1. I’ve always had a thing about the seventeenth century.
2. It’s been in the same family since it was built and no nineteenth century lunatic said, ‘The old place is rather out of date. Let’s pull it down, build a mansion and flatten and landscape the grounds.’ Phew!
3. This means it’s small by country house standards and retains its original features and the feel of domestic architecture. Here’s the entrance porch:
Nothing grand, everything charming. The blue pots on the shelves are filled with 'White Unique’ pelargoniums.

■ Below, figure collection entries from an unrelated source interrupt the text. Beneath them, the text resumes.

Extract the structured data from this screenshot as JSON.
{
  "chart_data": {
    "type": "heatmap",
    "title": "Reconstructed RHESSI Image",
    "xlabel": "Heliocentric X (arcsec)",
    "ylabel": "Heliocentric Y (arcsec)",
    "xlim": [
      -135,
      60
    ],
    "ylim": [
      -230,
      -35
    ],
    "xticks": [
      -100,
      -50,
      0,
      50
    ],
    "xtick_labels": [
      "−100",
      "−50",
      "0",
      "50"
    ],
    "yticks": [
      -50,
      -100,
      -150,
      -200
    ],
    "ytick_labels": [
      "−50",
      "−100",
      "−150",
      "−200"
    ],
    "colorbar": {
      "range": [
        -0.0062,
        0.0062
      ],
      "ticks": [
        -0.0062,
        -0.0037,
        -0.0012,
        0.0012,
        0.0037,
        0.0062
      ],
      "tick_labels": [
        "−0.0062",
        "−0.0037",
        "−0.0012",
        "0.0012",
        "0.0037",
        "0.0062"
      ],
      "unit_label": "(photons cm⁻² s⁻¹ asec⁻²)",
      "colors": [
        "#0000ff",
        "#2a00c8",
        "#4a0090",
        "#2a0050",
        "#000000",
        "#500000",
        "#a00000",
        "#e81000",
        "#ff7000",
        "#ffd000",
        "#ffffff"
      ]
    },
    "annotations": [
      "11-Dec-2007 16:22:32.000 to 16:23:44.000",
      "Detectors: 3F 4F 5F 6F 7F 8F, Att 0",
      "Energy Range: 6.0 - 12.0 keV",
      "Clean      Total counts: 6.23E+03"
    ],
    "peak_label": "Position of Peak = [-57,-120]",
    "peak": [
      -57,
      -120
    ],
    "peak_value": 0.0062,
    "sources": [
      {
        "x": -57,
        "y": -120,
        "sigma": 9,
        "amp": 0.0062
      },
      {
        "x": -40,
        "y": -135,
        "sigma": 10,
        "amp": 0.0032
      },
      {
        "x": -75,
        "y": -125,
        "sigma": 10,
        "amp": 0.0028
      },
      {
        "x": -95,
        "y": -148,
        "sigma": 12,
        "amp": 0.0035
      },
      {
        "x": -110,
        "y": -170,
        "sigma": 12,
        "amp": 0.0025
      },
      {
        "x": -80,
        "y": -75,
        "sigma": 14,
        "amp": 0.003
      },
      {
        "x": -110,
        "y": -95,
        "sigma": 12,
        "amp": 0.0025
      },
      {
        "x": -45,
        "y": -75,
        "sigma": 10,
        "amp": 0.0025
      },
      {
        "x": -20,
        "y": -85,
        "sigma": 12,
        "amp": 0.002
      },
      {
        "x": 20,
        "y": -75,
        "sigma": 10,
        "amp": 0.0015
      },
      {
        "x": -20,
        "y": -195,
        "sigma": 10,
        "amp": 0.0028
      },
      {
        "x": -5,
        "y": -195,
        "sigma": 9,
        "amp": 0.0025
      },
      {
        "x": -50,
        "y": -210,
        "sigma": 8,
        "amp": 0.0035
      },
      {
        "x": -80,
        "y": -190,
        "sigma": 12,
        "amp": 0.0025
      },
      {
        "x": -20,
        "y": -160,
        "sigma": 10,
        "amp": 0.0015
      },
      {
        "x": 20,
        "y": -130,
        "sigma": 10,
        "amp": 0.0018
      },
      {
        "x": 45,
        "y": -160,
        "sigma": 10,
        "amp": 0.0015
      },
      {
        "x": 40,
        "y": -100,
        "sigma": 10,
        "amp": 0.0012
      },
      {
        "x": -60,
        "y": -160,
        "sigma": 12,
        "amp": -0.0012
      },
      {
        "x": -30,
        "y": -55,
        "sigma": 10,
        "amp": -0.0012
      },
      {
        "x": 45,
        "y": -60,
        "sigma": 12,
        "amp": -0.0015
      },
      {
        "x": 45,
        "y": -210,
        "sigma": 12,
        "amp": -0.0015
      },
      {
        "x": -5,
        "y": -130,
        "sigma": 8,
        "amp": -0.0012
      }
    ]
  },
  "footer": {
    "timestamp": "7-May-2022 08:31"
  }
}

The grounds were originally laid out by John Tradescant and there are many of his plant introductions in the garden, like, naturally, Tradescantia:
As a visitor, you never see the extent of the gardens because of the many divisions made by old walls and yew hedges. Greenery everywhere
and one whole area planted entirely in green and white. When you have this much space, you can afford to plant masses of plants of one colour or species. Here’s Church Walk, currently stunningly blue with delphiniums and humble lobelia. There’s a mass of bedded out tobacco plants for later; in spring it would have been a feast of tulips and wallflowers.
Another walk is devoted to iris, now over and lilies, splendidly out.
There are roses everywhere: roses climbing and tumbling over walls, roses in trees, roses on swags and a wonderful selection to buy. This is the best place I know to buy old roses. Round the back of the house you can see log piles
And chicken houses (this one’s for
land_girl)
The chickens may not live here; they were sheltering under shrubs near a more modern-looking run. There’s an enormous and wonderful kitchen garden and wildflower meadows. Agricultural land all around and through the gates you catch glimpses of Charolais cattle and free range Tamworth pigs; also a large bronze head by Elizabeth Frink.
In short, I wouldn’t give you tuppence for any National Trust garden, including Sissinghurst, compared with this secret, uncrowded, privately owned and loved, totally English glimpse of paradise.